Fast Flow Dynamics in Alumino-Silicate Melts

The heat capacity, shear modulus, shear viscosity and density of Na2O-Al2O3-SiO2 melts indicate that there is a change in melt structure at Al3+~Na+ - where there are no longer enough Na+ to charge balance the Al3+ in tetrahedal co-ordination. Such a change in structure with composition also requires a change in flow mechanism with composition, and thus a change in the rates at which parts of the melt strcuture move. The rate of motion of structural units in silicate melts can be determined via forced oscillation methods. A low-frequency forced oscillation technique has been used to measure the frequency and temperature dependence (to 1000 °C) of the shear modulus and viscosity of a range of Na2O-Al2O3- SiO2 melts.
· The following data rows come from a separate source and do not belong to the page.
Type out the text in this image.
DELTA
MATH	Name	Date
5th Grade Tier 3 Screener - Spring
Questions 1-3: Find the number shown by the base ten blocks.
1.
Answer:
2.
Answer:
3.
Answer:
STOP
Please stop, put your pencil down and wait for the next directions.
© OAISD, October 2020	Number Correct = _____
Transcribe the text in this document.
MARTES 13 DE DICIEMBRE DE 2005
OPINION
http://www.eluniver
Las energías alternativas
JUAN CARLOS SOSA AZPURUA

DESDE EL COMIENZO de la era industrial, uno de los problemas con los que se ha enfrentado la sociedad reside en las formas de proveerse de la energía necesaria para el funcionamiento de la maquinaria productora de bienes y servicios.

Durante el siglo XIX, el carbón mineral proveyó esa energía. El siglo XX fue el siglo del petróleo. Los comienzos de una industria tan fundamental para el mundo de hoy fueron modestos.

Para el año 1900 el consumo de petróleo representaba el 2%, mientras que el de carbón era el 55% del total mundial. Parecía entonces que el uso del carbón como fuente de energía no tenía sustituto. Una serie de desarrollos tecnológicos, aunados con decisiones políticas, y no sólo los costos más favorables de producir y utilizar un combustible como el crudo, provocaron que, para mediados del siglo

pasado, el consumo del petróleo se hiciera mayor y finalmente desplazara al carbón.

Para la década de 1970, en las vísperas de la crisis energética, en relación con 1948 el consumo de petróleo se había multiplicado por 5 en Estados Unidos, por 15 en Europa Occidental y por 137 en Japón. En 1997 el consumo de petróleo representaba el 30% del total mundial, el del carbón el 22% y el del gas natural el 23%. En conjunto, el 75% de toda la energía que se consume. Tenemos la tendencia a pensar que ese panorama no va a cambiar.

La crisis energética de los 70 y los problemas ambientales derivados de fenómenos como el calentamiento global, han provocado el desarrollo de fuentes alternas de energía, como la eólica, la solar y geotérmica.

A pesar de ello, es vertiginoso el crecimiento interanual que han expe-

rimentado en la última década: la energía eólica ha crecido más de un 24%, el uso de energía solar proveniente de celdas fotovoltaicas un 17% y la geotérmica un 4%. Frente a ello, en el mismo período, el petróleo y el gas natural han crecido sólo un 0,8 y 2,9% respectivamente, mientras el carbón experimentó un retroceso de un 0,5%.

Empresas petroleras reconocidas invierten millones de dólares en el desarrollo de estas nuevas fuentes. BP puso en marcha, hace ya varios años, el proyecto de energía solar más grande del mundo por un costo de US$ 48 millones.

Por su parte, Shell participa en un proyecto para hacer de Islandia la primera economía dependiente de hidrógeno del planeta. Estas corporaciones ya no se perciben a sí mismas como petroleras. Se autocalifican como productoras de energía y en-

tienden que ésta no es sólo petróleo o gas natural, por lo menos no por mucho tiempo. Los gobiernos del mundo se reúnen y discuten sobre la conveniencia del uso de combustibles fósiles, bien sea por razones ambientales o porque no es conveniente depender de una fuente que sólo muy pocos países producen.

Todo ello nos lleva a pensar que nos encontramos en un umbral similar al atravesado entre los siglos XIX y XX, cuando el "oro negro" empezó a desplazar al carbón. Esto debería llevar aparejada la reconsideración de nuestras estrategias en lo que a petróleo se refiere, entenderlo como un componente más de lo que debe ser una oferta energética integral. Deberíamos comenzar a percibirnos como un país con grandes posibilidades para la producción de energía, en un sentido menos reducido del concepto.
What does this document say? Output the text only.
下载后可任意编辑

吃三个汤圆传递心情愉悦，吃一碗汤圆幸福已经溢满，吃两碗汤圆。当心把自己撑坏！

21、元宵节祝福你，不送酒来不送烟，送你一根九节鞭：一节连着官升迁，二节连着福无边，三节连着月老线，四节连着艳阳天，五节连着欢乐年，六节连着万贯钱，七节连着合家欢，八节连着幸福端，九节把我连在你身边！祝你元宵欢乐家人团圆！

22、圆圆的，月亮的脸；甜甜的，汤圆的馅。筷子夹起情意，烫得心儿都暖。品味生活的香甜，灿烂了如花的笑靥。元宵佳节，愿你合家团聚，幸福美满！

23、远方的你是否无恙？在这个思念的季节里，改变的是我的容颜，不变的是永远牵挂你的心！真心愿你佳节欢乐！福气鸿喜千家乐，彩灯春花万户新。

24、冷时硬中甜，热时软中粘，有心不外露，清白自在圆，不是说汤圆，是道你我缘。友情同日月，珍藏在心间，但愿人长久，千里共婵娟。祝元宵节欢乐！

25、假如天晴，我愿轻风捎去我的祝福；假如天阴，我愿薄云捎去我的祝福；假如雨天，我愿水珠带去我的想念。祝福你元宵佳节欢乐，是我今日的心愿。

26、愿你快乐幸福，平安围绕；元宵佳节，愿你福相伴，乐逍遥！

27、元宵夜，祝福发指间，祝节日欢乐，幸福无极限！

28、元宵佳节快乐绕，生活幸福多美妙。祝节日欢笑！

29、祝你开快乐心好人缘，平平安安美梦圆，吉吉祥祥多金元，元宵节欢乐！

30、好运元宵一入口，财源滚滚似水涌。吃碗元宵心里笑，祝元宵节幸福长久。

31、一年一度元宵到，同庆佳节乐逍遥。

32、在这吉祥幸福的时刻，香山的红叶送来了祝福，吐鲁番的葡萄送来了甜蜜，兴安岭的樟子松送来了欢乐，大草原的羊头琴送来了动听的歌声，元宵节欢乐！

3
The frequency range is between 1 and 0.001 Hz, and thus the viscosity range is from 108-1015 Pa s. The frequency-dependence of the shear modulus can be described by simple structural realaxation theory. The measured relaxation times (τ) for the peralkaline compositions agree with the Maxwell relaxation time (τM); but with increasing Al2O3 content, the measured relaxation times of the peraluminous melt structure gradually become shorter than τM. The relaxation time for the most peraluminous melt is 100 times faster than τM. Such a decrease in τ/τM has not been seen before. This shortening of relaxation times indicates that the large amount of Al3+ in these melts changes not only the structure, but also the flow mechanism of the melt. The Al3+ appears to take the slower moving Si and O with it as it moves, thus reducing the structural relaxation time and creating a fast flow mechanism in Al3+-rich melts. A second relaxation peak is seen at timescales 7.5 orders of magnitude faster than the slowest relaxation time. This very fast relaxation is assumed to be associated with the movement of Na+ in the melt. The addition of iron to these melts results in a broadening of the slowest relaxation peak. This indicates that Fe3+ moves slightly faster than Al3+ in these melts; and will also produce fast flow mechanisms in Fe-rich melts.